Taking nothing for granted became something of a theme for the center as he spoke, as did the notion of the time since his March 11 diagnosis becoming a good learning experience.

He noted that it hurt being perceived as the person responsible for the NBA’s shutdown, even as myriad other positive COVID-19 tests popped up around the league in subsequent days. He also referenced the infamous video of him touching reporters’ microphones and digital recorders, and how that spawned the viewpoint that he is a malicious person.

Still, he added, he’s come to realize that people’s impressions of what he’s like are irrelevant relative to how he actually is.

“People just judge you on the perception they have, and the perception they get from … it can be one picture, one video, one interview, one action,” Gobert said. “People don’t really know you. I think you guys know me a little bit, you know, who I am as a person, as a human being. The people around me really know me and know who I am. And that’s what matters to me.

“At the end of the day, I won’t be able to control everyone’s perception of me,” he added, “but I can control my actions, I can control the things I do for the people around me, for the community, the things I do for my teammates on the court, off the court. All that stuff, I can control. And that’s what really matters to me.”

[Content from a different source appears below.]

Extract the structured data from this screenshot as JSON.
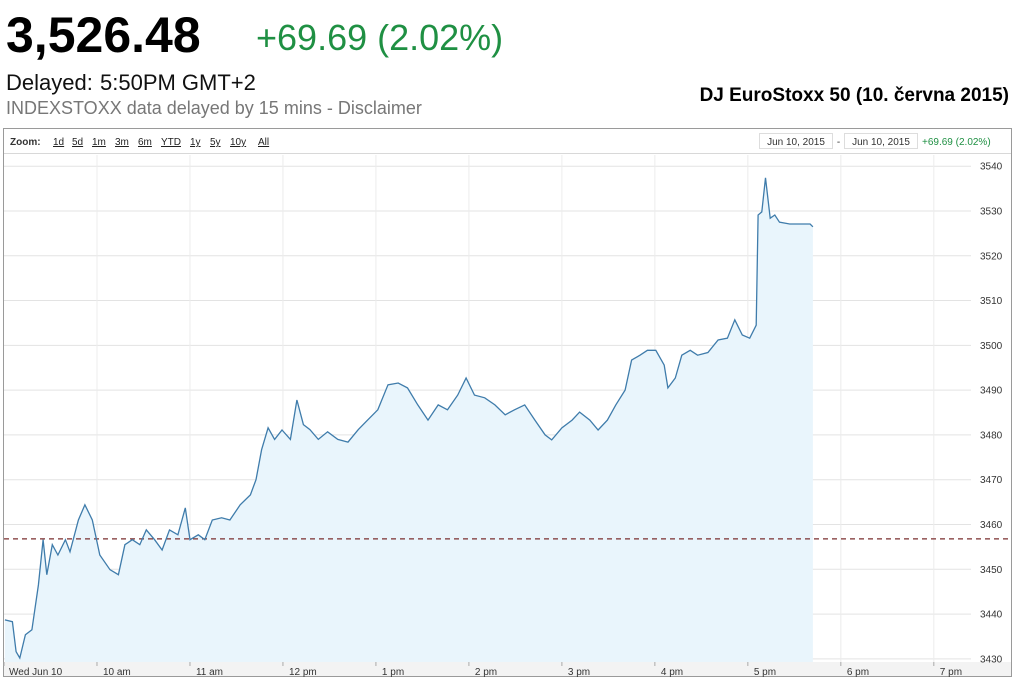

In the meantime, he said he’s hopeful that, with the pandemic still ongoing and being as widespread as it is, others can find some perspective in it as well, that they can get over the “slap in the face” nature of the situation to emerge as better people.

He believes he is there. And now, he’s ready to get back to hoops.

“It’s been a process, but I’m happy now that I’m in a good place. And I’m happy that I get the joy back from playing basketball, and my team, and the competitiveness is back. I’m ready to try to go out there and try to win the championship. That’s the goal,” Gobert said. “And to be honest, after everything we’ve been through as a team and as human beings, it would be a great comeback.”